Hand-written SQL means a bunch of work and you have to know SQL. But it is simple and transparent.

ORMs automate a lot of simple and repetitive SQL, but to use them effectively you really have to know SQL extremely well and understand the ORM deeply as well.

So I guess it depends on what you are doing. ORMs can be useful but they require a lot more knowledge to use effectively than hand-coded SQL does.

> ORMs automate a lot of simple and repetitive SQL, but to use them effectively you really have to know SQL extremely well and understand the ORM deeply as well.

I'm not sure. You need to know the relational model pretty well, but you don't have to remember the zillions of quirks and edge cases or differences between dialects that SQL has. IME that's what takes most of the memorization effort.

> an unindexed full table scan looks exactly the same as an indexed join, for example, whereas in a good ORM they will look different

ORM queries compile down to SQL, so how would they look different?

Typescript compiles down to Javascript but an unchecked cast looks different from a known-safe assignment in Typescript even though they look the same in Javascript.
We're talking about something that exists at the query planner level, not a new feature introduced on top of that. Whether to use an index or a table scan isn't chosen by the user, it's chosen by the engine when the SQL is run. ORMs don't have any special hook to "look different" - if the database engine wants to do a full table scan, it'll do it whether the query came from manual SQL or an ORM, because they look the same to the database.
Depending on the database, the ORM may well add hints for the planner (of course it's theoretically possible to do that for manual queries as well, but it's usually verbose and database-specific). At a minimum the ORM has a model of what indices exist and so it can know which queries "should" be using an index, and may even have an internal model of how the query planner makes those decisions; of course ultimately if the query planner is perverse enough then even an automated system may not be able to get it to do the right thing.
An ORM is about more than mapping results to types, in Djangos case you get a powerful DDL generator, migration management, constraint validation when saving, DB portability, ...
Automated migration management is probably the most important part of Django's ORM.
ORMs generally give you a lot of nice things, and you usually (always??) can just write pure SQL and use the models you've defined (and all those nice things).

So, use an ORM, but write SQL if you want? Sounds like a good idea, actually.

You're on the right side of the bell-curve meme my friend, but there are a lot more people in the thick-framework camp who spend their days getting lost in the complexity of ORMs and related tech...
It's more like the world is not black and white, engineering problems don't have "The perfect solution, the rest is trash", but rather "this problem has multiple solutions, depending on context, some have these tradeoffs and the others have these".

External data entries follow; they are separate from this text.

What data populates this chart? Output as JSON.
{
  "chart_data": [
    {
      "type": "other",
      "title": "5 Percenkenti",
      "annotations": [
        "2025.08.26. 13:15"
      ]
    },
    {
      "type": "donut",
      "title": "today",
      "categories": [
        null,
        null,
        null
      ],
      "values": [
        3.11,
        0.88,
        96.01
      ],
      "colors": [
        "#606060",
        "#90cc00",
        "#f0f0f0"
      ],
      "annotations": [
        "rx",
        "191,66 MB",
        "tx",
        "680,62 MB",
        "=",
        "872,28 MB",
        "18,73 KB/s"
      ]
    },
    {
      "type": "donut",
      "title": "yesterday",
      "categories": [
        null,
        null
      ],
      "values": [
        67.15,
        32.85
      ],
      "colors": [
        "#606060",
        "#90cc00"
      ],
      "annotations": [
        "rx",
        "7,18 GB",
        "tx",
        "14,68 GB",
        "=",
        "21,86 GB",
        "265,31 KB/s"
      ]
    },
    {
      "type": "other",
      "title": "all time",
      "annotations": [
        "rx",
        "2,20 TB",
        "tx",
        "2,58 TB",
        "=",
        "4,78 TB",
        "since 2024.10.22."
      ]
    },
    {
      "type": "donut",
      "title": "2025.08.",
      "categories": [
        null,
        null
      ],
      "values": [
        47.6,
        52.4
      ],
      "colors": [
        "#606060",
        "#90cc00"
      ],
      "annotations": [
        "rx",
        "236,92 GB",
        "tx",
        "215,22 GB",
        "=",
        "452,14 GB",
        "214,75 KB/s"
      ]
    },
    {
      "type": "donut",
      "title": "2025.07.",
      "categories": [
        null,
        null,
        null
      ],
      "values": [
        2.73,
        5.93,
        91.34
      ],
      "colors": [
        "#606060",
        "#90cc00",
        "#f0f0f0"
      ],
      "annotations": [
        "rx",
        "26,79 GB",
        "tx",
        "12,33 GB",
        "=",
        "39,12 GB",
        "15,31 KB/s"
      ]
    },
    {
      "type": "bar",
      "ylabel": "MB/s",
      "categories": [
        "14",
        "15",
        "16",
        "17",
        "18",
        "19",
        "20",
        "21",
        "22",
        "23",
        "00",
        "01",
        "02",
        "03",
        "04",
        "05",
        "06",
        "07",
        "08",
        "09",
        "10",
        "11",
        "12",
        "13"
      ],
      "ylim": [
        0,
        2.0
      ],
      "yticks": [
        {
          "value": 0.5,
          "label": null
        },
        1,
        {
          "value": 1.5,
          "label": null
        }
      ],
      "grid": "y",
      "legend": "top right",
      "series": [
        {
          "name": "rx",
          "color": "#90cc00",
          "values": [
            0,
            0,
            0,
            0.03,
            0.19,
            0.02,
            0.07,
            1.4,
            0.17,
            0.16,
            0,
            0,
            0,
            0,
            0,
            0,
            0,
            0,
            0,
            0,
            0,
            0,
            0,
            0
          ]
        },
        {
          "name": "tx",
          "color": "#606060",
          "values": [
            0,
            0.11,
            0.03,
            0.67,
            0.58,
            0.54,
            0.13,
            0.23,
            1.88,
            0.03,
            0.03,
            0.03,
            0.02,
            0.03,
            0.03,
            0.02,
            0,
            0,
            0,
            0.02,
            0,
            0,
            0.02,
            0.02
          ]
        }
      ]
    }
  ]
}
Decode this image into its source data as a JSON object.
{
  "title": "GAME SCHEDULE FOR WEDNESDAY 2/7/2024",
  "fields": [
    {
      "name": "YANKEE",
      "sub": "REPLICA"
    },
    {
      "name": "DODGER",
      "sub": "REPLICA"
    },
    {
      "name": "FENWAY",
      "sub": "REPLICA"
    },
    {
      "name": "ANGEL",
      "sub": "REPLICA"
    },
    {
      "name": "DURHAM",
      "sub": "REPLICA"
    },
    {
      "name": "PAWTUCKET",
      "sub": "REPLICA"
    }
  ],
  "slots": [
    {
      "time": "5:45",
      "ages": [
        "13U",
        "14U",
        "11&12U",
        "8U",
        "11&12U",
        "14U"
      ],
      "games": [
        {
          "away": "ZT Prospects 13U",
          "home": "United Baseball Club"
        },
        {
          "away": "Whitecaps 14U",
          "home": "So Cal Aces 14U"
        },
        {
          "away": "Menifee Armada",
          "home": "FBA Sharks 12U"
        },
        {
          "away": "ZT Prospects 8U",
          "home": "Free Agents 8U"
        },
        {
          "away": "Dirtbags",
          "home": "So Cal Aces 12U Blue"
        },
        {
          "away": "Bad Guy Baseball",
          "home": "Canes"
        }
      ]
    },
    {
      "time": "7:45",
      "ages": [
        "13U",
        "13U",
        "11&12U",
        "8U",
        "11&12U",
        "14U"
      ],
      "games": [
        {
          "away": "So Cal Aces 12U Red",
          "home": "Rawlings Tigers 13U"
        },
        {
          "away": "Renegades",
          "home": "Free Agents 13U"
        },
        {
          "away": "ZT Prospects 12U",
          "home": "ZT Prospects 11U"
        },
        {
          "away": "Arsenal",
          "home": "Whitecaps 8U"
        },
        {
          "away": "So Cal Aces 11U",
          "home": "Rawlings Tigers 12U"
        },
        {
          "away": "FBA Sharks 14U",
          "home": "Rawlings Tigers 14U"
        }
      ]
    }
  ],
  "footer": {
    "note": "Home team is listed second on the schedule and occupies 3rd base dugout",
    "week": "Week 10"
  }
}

In this particular case, it might not be worth to trade speed of having to think about SQL for performance (today or tomorrow). Maybe you're building something that will just be used by 2-3 people, so 1+N isn't really a issue.

Or whatever, the conclusion as always is: it depends.

I agree it depends, but my hot take is almost universally the time people like to say ORMs save them they end up paying back in spades debugging them. Learn SQL!
I really think it is more a matter of exposure and familiarity than bell-curve positioning. If any backend engineer with 1 year of ORM experience had spent that year instead becoming familiar with SQL, the speed bump would be practically nil.